According to the Performance of the Economy Monthly Report for October 2024, the decline was primarily due to a reduction in coffee exports during the same month.
The report revealed that export earnings reduced by 14.1% to US$ 682.69 million (UGX 2.505 trillion) in September 2024, down from US$ 794.52 million (UGX 2.915 trillion) in August 2024.
- The report indicates that coffee export earnings declined by 34.7% to USD144.7 million in September 2024, from US$221.63 million the previous month. Despite a rise in global coffee prices, Uganda faced a drop in export volumes, primarily driven by lower yields in key coffee-growing regions such as Greater Masaka and the South-Western parts of the country.
Officials said the reduced export volumes were primarily due to lower coffee yields in the Greater Masaka and South-Western regions of Uganda, following the end of the main harvesting season.
The reduction in yields significantly impacted Uganda’s overall export performance in September 2024.
- Despite the decline in coffee exports, Uganda’s export markets remained diverse, with significant exports to various regions around the world.
The Ministry said the Middle East emerged as the biggest destination for Uganda’s exports, accounting for 36.4% of total exports in September 2024.
Within the Middle East, the United Arab Emirates (UAE) stood out as the primary recipient, with the report stating that the UAE “accounted for 97.6 percent of Uganda’s exports to the region.
The report also revealed that Uganda continued to rely on regional markets for export growth, with the East African Community (EAC) and the European Union (EU) making up key portions of the export portfolio.
The EAC accounted for “28.6% of total exports and within the region, the Democratic Republic of the Congo, Kenya, and South Sudan were the largest markets, accounting for 34.7%, 24.8%, and 18.3% of the region’s exports, respectively.

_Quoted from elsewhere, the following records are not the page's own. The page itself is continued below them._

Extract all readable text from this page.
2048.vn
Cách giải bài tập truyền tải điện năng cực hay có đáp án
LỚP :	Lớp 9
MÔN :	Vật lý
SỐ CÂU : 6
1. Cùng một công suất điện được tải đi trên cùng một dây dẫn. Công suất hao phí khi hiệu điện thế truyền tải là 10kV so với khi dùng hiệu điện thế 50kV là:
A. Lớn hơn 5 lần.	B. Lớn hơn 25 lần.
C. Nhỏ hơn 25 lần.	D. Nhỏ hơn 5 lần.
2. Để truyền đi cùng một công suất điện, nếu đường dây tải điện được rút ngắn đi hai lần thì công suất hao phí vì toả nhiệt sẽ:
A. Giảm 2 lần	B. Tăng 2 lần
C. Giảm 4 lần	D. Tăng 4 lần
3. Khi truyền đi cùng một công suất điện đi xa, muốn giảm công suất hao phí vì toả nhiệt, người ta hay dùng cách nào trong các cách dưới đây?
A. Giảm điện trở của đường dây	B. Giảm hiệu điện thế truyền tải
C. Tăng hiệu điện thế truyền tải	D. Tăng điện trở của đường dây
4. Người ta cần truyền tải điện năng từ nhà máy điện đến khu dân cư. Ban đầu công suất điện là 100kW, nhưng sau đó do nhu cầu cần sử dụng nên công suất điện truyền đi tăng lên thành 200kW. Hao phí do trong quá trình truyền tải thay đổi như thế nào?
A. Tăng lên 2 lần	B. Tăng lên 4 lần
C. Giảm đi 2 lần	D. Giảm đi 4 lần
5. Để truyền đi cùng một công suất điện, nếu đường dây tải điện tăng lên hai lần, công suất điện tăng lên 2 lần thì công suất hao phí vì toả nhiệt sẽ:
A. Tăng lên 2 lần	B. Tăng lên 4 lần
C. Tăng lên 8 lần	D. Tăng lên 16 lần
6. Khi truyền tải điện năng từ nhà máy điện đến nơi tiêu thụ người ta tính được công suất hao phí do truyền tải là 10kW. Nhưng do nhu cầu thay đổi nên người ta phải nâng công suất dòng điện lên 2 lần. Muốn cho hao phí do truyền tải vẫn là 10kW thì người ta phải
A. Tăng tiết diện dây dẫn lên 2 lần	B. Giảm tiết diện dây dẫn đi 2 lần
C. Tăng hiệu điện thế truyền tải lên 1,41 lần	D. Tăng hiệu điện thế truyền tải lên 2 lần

- The EU contributed 18.5% of Uganda’s total exports, with Italy and Germany emerging as the dominant markets, taking up 47.2% and 21.6%, respectively, of Uganda’s exports to the region.
- While coffee remains Uganda's most significant agricultural export, the country's export portfolio is increasingly getting diversified. The Ministry’s report noted that Uganda has seen growing demand for products other than coffee, including mineral products, other agricultural commodities, and manufactured products. This diversification, according to the ministry has helped to cushion the impact of fluctuations in the coffee market and provides a buffer against risks associated with the volatility of a single export commodity.
Uganda’s export performance in September 2024 highlights both the challenges and opportunities facing the country’s economy.
While the decline in coffee exports has caused a dip in overall export revenues, the continued demand from diverse global markets provides optimism for the country’s long-term export strategy.
Going forward, the Ministry of Finance emphasizes that strengthening agricultural practices, diversifying markets, and improving yield sustainability would be crucial for Uganda to maintain steady export growth and resilience in its trade sector.